The management of public opinion risk needs to pay attention not only to short-term crisis response, but also to long-term reputation building and risk prevention. Enterprises need to establish a good brand image and social image through continuous reputation management, and enhance public trust and recognition of enterprises. For example, enterprises can enhance their social reputation and public image by actively fulfilling their social responsibilities and strengthening communication and cooperation with stakeholders. At the same time, enterprises need to establish a sound risk management system, incorporate public opinion risk into the overall risk management framework of enterprises, and reduce the impact of public opinion risk on enterprises through institutionalized, standardized and normalized management measures. For example, enterprises can conduct public opinion risk assessment regularly, formulate public opinion management strategies and plans, and establish public opinion response teams and working mechanisms to ensure that they can respond quickly and effectively when public opinion crises occur.
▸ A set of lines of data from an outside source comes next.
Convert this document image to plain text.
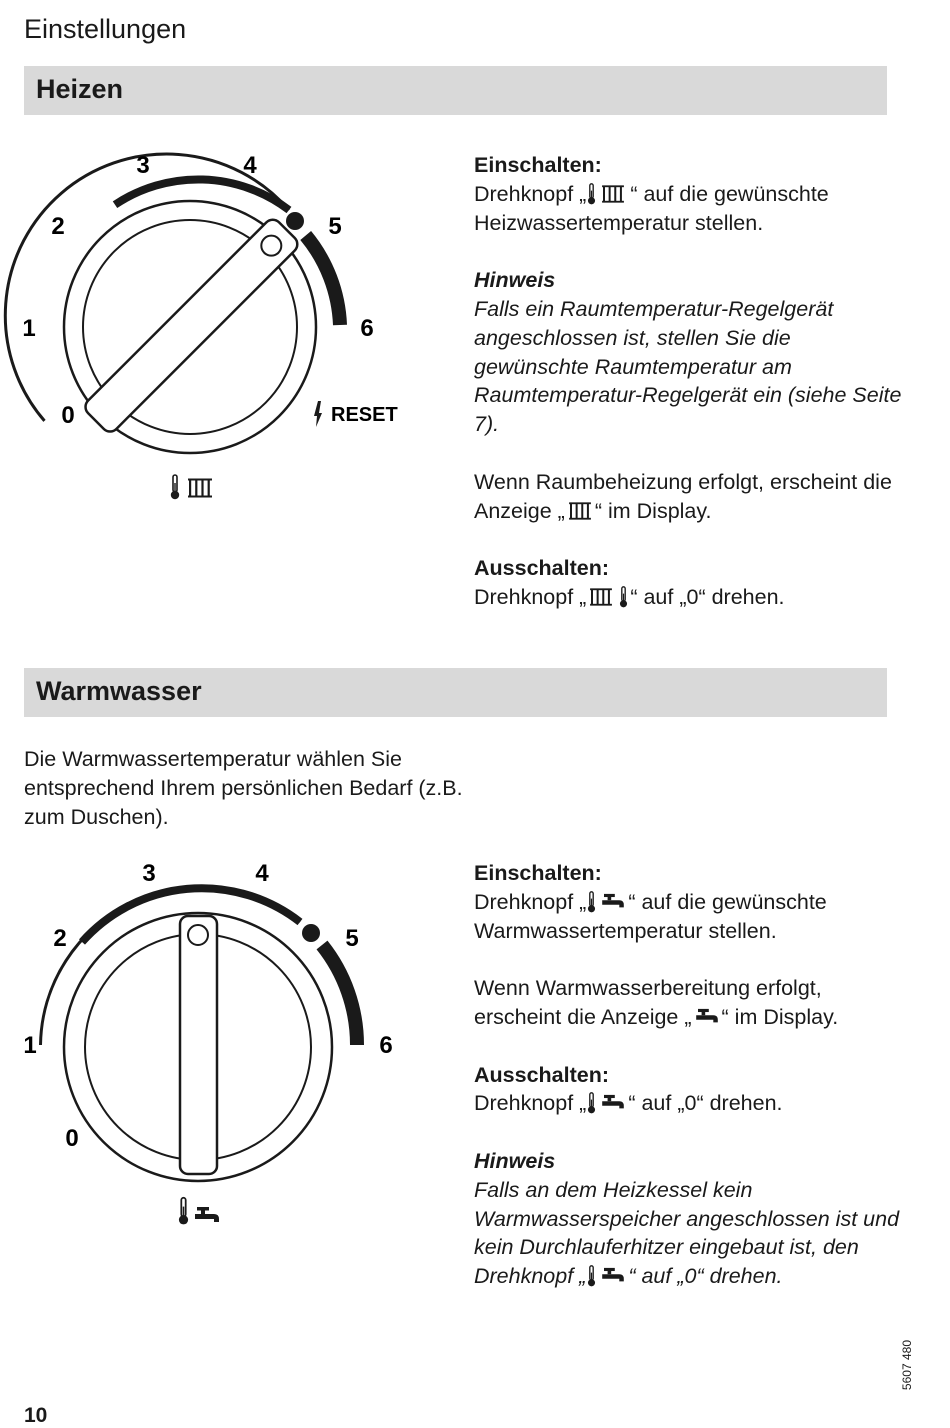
Einstellungen
Heizen
0
1
2
3	4
5
6
RESET

Einschalten:
Drehknopf „ “ auf die gewünschte Heizwassertemperatur stellen.

Hinweis
Falls ein Raumtemperatur-Regelgerät angeschlossen ist, stellen Sie die gewünschte Raumtemperatur am Raumtemperatur-Regelgerät ein (siehe Seite 7).

Wenn Raumbeheizung erfolgt, erscheint die Anzeige „ “ im Display.

Ausschalten:
Drehknopf „ “ auf „0“ drehen.

Warmwasser
Die Warmwassertemperatur wählen Sie entsprechend Ihrem persönlichen Bedarf (z.B. zum Duschen).
0
1
2
3	4
5
6

Einschalten:
Drehknopf „ “ auf die gewünschte Warmwassertemperatur stellen.

Wenn Warmwasserbereitung erfolgt, erscheint die Anzeige „ “ im Display.

Ausschalten:
Drehknopf „ “ auf „0“ drehen.

Hinweis
Falls an dem Heizkessel kein Warmwasserspeicher angeschlossen ist und kein Durchlauferhitzer eingebaut ist, den Drehknopf „ “ auf „0“ drehen.

5607 480
10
In a word, public opinion risk has become one of the important factors affecting the financing cost of enterprises. Through in-depth analysis of the pricing mechanism, transmission mechanism and management strategy of public opinion risk, enterprises can better cope with public opinion crisis, reduce financing costs and enhance their market competitiveness. In the digital age, the spread speed and influence of public opinion risk will be further enhanced. Enterprises need to pay more attention to public opinion management, establish a sound public opinion early warning and response mechanism, and use new technical means such as artificial intelligence to improve the efficiency and effectiveness of public opinion management. At the same time, enterprises need to pay attention to long-term reputation building and risk prevention, and enhance their anti-risk ability and market competitiveness through continuous efforts. Future research needs to further quantify the elasticity coefficient of public opinion risk in different industries, provide more scientific theoretical support for accurate risk management of enterprises, and promote the scientific, standardized and professional development of public opinion management of enterprises.